Oxford Street To Be Completely Pedestrianised By 2020 Says Mayor’s Office
When Sadiq Khan was first elected as mayor of London, Britain First went crazy about the fact that he is a Muslim man. Our editor, a woman who happens to share his religion, was upset by their views. She strongly feels that religion is not at all relevant to anyone’s ability to do a high profile job.
She decided to wait and see what Sadiq Khan’s political policies and ideas for London would be before complimenting or criticising him.
Unfortunately, yesterday our editor discovered that Sadiq Khan has an idea for London that she will never agree with. He plans to completely pedestrianise Oxford Street by 2020. The BBC reports:
All traffic including buses and taxis will be banned from the shopping street – one of the most famous in the world – as part of Sadiq Khan’s plans to tackle air pollution.
The report goes on to say:
Cars are already banned on most of Oxford Street between 07:00 and 19:00 every day apart from Sunday.
As a disabled woman, our editor strongly feels that this policy will make Oxford Street, a world famous shopping area, landmark and tourist attraction, completely inaccessible to disabled people whose disability makes them unable to use tubes independently to reach the location. At best, it will mean that such visitors to Oxford Street will need the company of a non-disabled person before they can visit Oxford Street. This will remove spontaneity from the experience of shopping, which may particularly be a problem for disabled tourists.
Our editor can understand the reasons behind London’s Congestion Charge, which she is glad that Blue Badge holders are exempt from.
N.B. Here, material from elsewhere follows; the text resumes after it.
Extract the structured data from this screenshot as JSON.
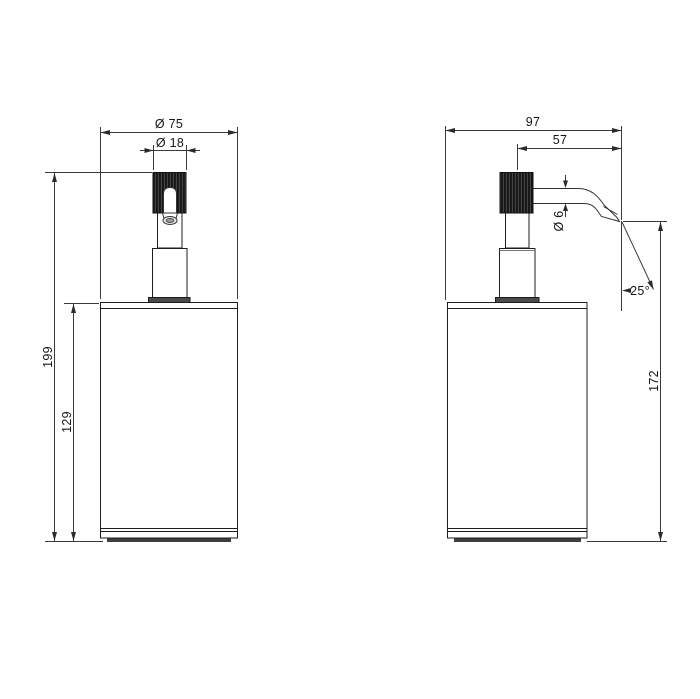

She can understand the reasons behind banning cars from Oxford Street in working hours. However, extending the ban to buses and taxis seems a ‘step’ too far.
It is to be hoped that the ban will not apply to wheelchairs, either manual or electric, although reports have not clarified this possible exemption.
Pollution control is important. However, to our editor, accessibility always comes first.
It is to be hoped that before these plans become reality, an exemption for all types of wheelchair will be clarified. Also, our editor would like to see an exemption granted for wheelchair accessible vehicles and cars carrying Blue Badge holders, similar to the one which currently applies for the Congestion Charge.
It is to be hoped that such an exemption will be considered, and clarified to the public at the earliest opportunity.